Он притянул ее к себе за шею и целовал, а его руки выжимали из нее последние остатки гнева, еще досуха не отжатого ее собственным разумом. Его не прямо высказанное восхищение ее матерью потрясло Фреду, потому что она никогда не держала сторону матери в конфликте родителей. Может быть, она была не права, принимая суждение отца о матери, так же как ошибалась, недооценивая амурные способности Пола Тестона.

— Дорогой, — прошептала она.

— Да, милая.

— Мог бы ты что-то сделать для меня?

— Да, моя радость.

— Сними меня с этой проклятой скалы!

Не говоря ни слова, он встал, поднял ее на плечо и, крепко ставя босые ноги на наклонную плоскость коралла, понес вниз, сказав:

— Мне не хотелось бы, чтобы ты поскользнулась и сломала себе бедренную кость.

Как всегда, Пол был безукоризненно точен. Даже находясь в состоянии душевного возбуждения, он говорил не о ее руке, ноге или шее; его особенно заботили ее тазобедренные кости. Тогда как она, в порыве возбуждения от его объятий и раскрытия подлинного Пола, совершенно позабыла о голосовом передатчике в пуговице куртки.

Когда наступила ночь и над горой взошла первая луна Флоры, они поставили лагерь в зарослях мужских орхидей близ широкой тропы недалеко от деревьев, растущих вдоль потока, вытекающего из разлома в крепостном валу; до лагеря доносился шум водопада.

— Мы сплетем сетку из завитков орхидей, которая защитит наши глаза от света второй луны; он так ярок, когда она в зените, что может разбудить спящего.

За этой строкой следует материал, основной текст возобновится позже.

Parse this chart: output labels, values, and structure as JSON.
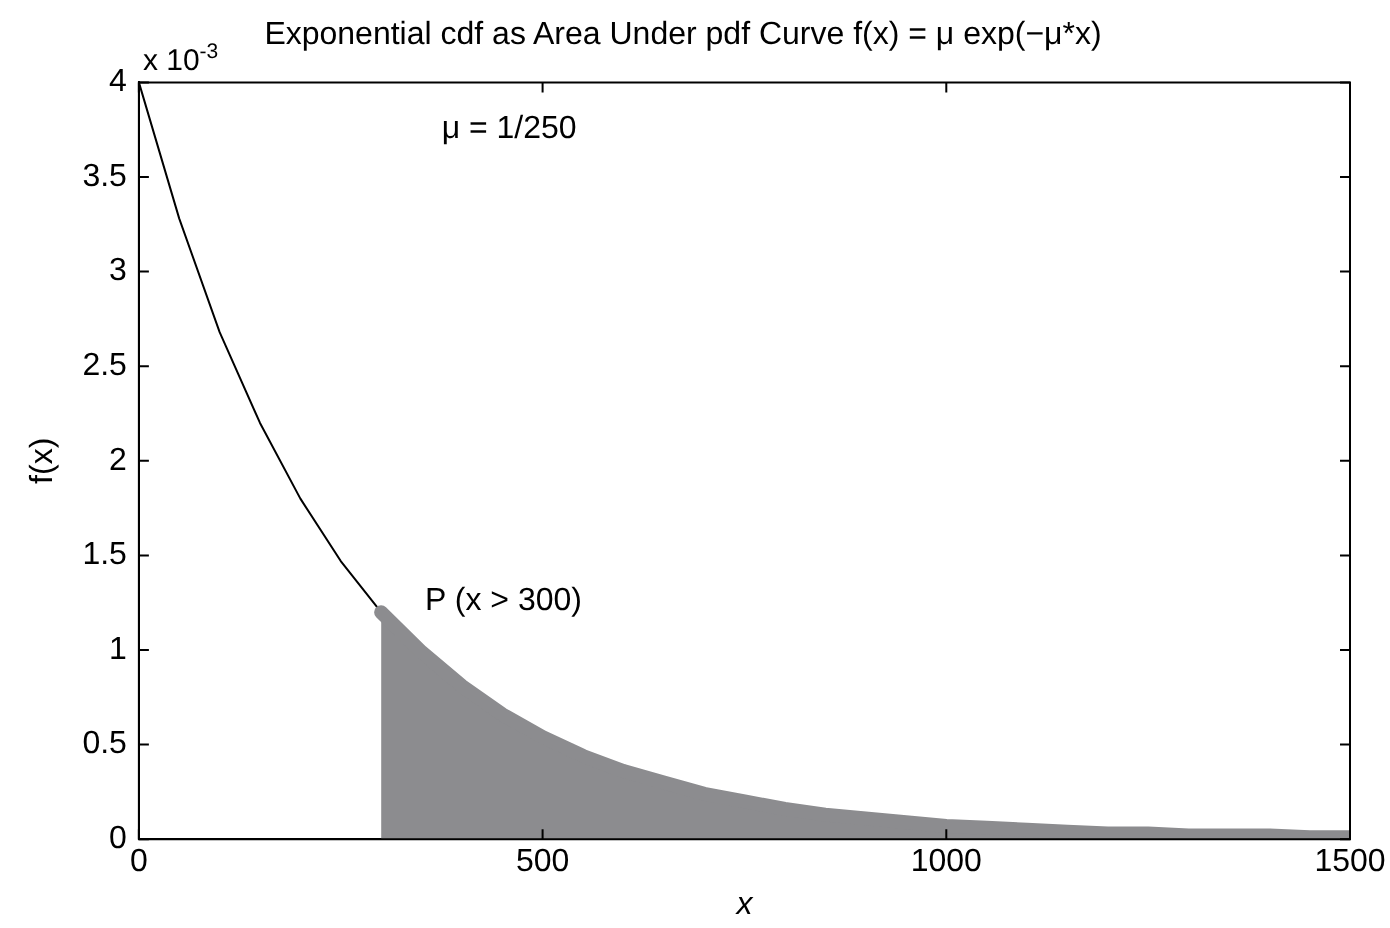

Он показал ей, как сплетать завитки, и, когда она поняла смысл поставленной задачи, сказал:

— Я быстренько приготовлю ужин, пока ты закончишь. Ухожу ненадолго, но из мужской заросли не выходи. В ней ты будешь в безопасности.

— В безопасности от чего? — тревожно спросила она.

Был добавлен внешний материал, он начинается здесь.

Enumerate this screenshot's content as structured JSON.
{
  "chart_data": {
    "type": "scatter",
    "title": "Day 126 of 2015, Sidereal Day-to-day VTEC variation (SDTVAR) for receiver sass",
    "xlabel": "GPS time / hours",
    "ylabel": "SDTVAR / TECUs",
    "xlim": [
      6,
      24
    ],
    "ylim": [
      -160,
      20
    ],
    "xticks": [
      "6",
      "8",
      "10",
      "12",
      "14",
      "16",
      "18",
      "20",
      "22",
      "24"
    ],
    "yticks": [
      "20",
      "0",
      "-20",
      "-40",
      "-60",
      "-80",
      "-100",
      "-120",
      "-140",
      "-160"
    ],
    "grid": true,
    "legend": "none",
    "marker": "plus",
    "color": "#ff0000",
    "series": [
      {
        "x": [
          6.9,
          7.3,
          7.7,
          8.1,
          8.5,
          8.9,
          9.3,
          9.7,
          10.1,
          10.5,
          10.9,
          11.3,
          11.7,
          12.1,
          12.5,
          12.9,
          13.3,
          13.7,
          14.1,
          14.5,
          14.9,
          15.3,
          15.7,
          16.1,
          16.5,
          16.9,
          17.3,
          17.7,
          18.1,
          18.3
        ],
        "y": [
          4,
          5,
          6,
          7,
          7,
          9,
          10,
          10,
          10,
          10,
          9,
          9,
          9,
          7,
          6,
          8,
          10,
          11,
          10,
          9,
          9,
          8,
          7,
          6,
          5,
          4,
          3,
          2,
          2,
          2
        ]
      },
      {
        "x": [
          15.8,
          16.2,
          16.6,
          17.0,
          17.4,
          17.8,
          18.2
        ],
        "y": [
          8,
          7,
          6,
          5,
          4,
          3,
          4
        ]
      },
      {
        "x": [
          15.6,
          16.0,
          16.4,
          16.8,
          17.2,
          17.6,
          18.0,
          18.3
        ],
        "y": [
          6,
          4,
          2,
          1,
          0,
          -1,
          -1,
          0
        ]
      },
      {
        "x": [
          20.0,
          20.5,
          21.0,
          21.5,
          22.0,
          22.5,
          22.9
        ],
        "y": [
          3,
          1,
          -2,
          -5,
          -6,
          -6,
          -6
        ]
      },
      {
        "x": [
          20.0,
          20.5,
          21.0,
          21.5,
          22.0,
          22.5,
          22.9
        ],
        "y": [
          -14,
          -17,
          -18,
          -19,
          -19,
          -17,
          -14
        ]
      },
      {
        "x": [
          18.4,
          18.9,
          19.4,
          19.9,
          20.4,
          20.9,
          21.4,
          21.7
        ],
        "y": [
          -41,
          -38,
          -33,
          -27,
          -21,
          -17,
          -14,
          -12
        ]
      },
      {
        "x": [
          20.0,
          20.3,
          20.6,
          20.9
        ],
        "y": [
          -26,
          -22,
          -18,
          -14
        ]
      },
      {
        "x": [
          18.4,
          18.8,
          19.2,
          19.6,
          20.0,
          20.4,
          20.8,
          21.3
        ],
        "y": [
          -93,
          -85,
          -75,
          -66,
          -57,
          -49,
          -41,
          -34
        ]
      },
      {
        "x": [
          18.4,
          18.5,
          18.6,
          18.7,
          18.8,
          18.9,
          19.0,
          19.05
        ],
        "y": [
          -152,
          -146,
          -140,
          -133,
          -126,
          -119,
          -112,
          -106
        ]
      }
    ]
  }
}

— Это чисто теоретическая опасность, — сказал он с отсутствующей интонацией в голосе. — Я думаю, это может быть что-то сверху, из леса или из морских гротов откоса.

— Если существует какая-то угроза, — сказала она, — я предпочла бы знать, что это такое. Ведь я пробуду здесь еще четыре месяца.

— Сейчас не будет никакой угрозы, если ты останешься среди мужских цветов. После того, как тебя обучат быстроте обращения с твоим мачете, ты сможешь защититься от чего угодно, абсолютно от всего, что ты будешь считать для себя угрозой.